Cons: The system is complex and potentially vulnerable at the moment. It could be negatively impacted by a sudden drop in the price of Ethereum. For a decentralized lending marketplace to truly flourish, ideally there will be the option of uncollateralized loans as well to enable people to finance large projects without a lot of initial capital, but this requires rigorous credit score checking.
In the event of loan default, repossessing assets or tracking down people in debt around the world would be difficult and possibly not legally enforceable depending on the conditions and status of the agreed upon smart contract.
Another popular P2P crypto lending platform is SALT. SALT focuses more exclusively on lending to customers who want to preserve their crypto collateral to borrow against it, and only allows accredited investors (who are required to be millionaires) to participate in the lending process. Choosing not to allow P2P fiat lending to the unbanked and only allowing accredited investors to lend are both most likely a result of the company focusing on US regulatory compliance.
SALT interest rates begin at 5.99% for loans under $75,000 and the service is available to customers in New Zealand, the UK, and certain US states providing they complete KYC checks.
Ethereum and Bitcoin are used as collateral and SALT tokens are used to pay membership to the site. SALT has a market cap almost $60 million and a 24h turnover of around $2.5 million.
Pros: SALT is secured, accredited, and legally compliant.
Cons: The platform has very limited availability due to the regional regulatory reqirements of this kind of lending. Only millionaires can become lenders, and the lending service is mostly just to allow people to borrow against their crypto with no plans to become a decentralized P2P lending marketplace to finance other projects.
Now we’re getting into the big money.
OTC crypto lending broker Genesis recently disclosed that it has loaned over half a billion dollars in just six months according to a report released earlier this month.
Genesis lends institutions sums beginning at $250,000, often for the purpose of shorting cryptocurrency or otherwise participating in the futures markets.
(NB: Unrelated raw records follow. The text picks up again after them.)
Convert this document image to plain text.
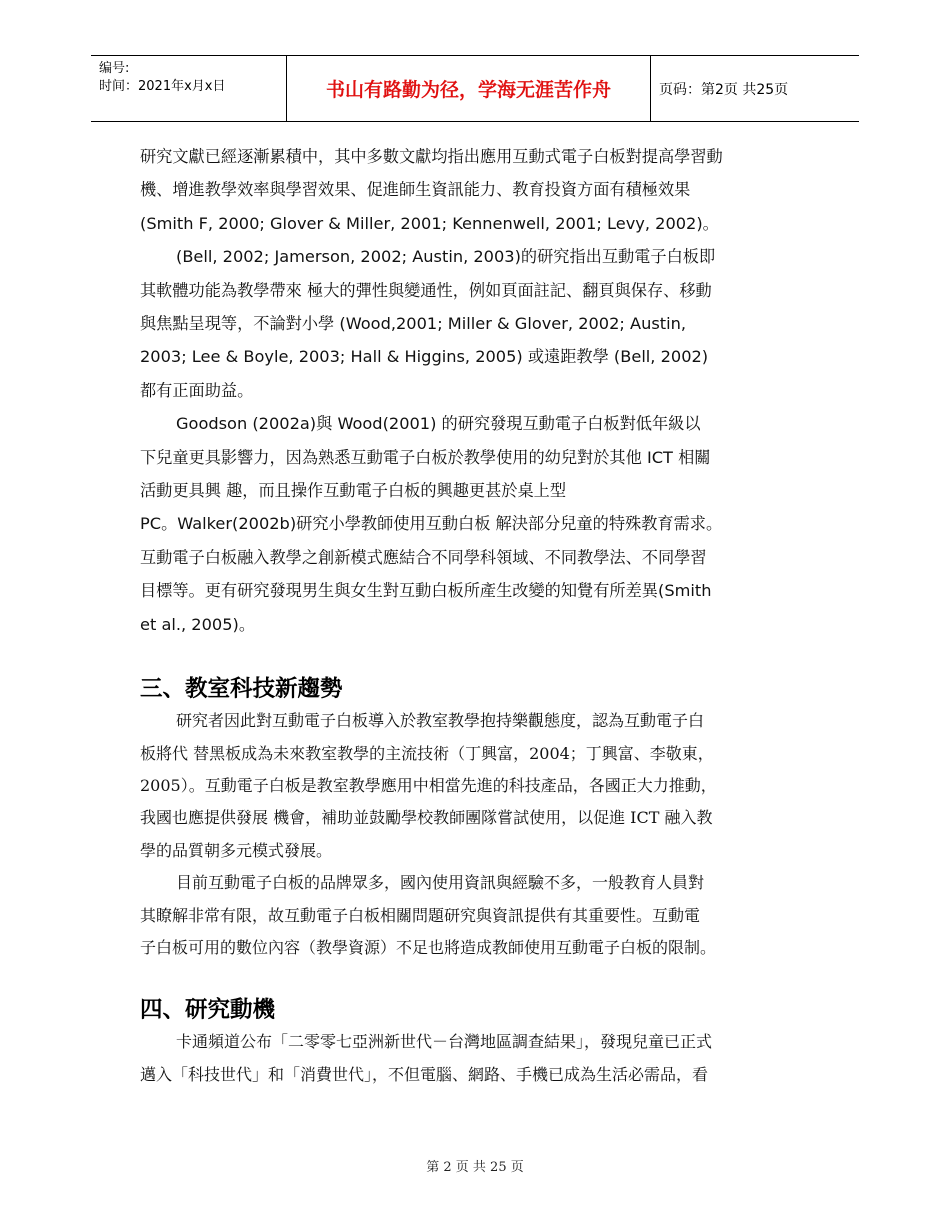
编号:
时间：2021年x月x日	书山有路勤为径，学海无涯苦作舟	页码：第2页 共25页

研究文獻已經逐漸累積中，其中多數文獻均指出應用互動式電子白板對提高學習動
機、增進教學效率與學習效果、促進師生資訊能力、教育投資方面有積極效果
(Smith F, 2000; Glover & Miller, 2001; Kennenwell, 2001; Levy, 2002)。

(Bell, 2002; Jamerson, 2002; Austin, 2003)的研究指出互動電子白板即
其軟體功能為教學帶來 極大的彈性與變通性，例如頁面註記、翻頁與保存、移動
與焦點呈現等，不論對小學 (Wood,2001; Miller & Glover, 2002; Austin,
2003; Lee & Boyle, 2003; Hall & Higgins, 2005) 或遠距教學 (Bell, 2002)
都有正面助益。

Goodson (2002a)與 Wood(2001) 的研究發現互動電子白板對低年級以
下兒童更具影響力，因為熟悉互動電子白板於教學使用的幼兒對於其他 ICT 相關
活動更具興 趣，而且操作互動電子白板的興趣更甚於桌上型
PC。Walker(2002b)研究小學教師使用互動白板 解決部分兒童的特殊教育需求。
互動電子白板融入教學之創新模式應結合不同學科領域、不同教學法、不同學習
目標等。更有研究發現男生與女生對互動白板所產生改變的知覺有所差異(Smith
et al., 2005)。

三、教室科技新趨勢

研究者因此對互動電子白板導入於教室教學抱持樂觀態度，認為互動電子白
板將代 替黑板成為未來教室教學的主流技術（丁興富，2004；丁興富、李敬東，
2005）。互動電子白板是教室教學應用中相當先進的科技產品，各國正大力推動，
我國也應提供發展 機會，補助並鼓勵學校教師團隊嘗試使用，以促進 ICT 融入教
學的品質朝多元模式發展。

目前互動電子白板的品牌眾多，國內使用資訊與經驗不多，一般教育人員對
其瞭解非常有限，故互動電子白板相關問題研究與資訊提供有其重要性。互動電
子白板可用的數位內容（教學資源）不足也將造成教師使用互動電子白板的限制。

四、研究動機

卡通頻道公布「二零零七亞洲新世代－台灣地區調查結果」，發現兒童已正式
邁入「科技世代」和「消費世代」，不但電腦、網路、手機已成為生活必需品，看

第 2 页 共 25 页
The current order book shows outstanding loans of over $130 million since the launch in March with total cash flow reaching $553 million for all supporting assets.
“Over the past year, through client feedback and the rise of derivative marketplaces, we saw a meaningful increase in the number of market participants wanting to borrow and/or lend digital currencies,” the company stated.
The company noted a drop in the popularity of Ethereum loans from the launch with altcoin assets becoming popular loan currencies in Q3 and Bitcoin remaining consistently popular since the launch.
Hedge funds were initially the most popular clients with trading and arbitrage firms taking center stage over time. Genesis stated that firms “generally borrow digital assets to trade against derivatives like futures and swaps”, adding:
“We believe this kind of activity will continue to pick up as derivative markets mature.”
Pros: This kind of activity in the crypto market is huge – half a billion in crypto loans is headline news and demonstrates that there is major activity in the space.
Cons: Not all activity is good activity. When Barry Silbert, founder of Digital Currency Group which owns Genesis Capital, tweeted about the firm’s success, Twitter users were quick to remind him that loans of that size were most likely being used to short the crypto
Hi Barry, if you could stop lending to shorters, that'd be great. Thanks. pic.twitter.com/j6mc7skcuM
— John Cho (@johncho81) October 18, 2018
More to Come
Q4 will see the launch of the world’s largest exchange operator’s new “regulated ecosystem” for buying and selling Bitcoin futures – ICE’s Bakkt is due to go live later this year.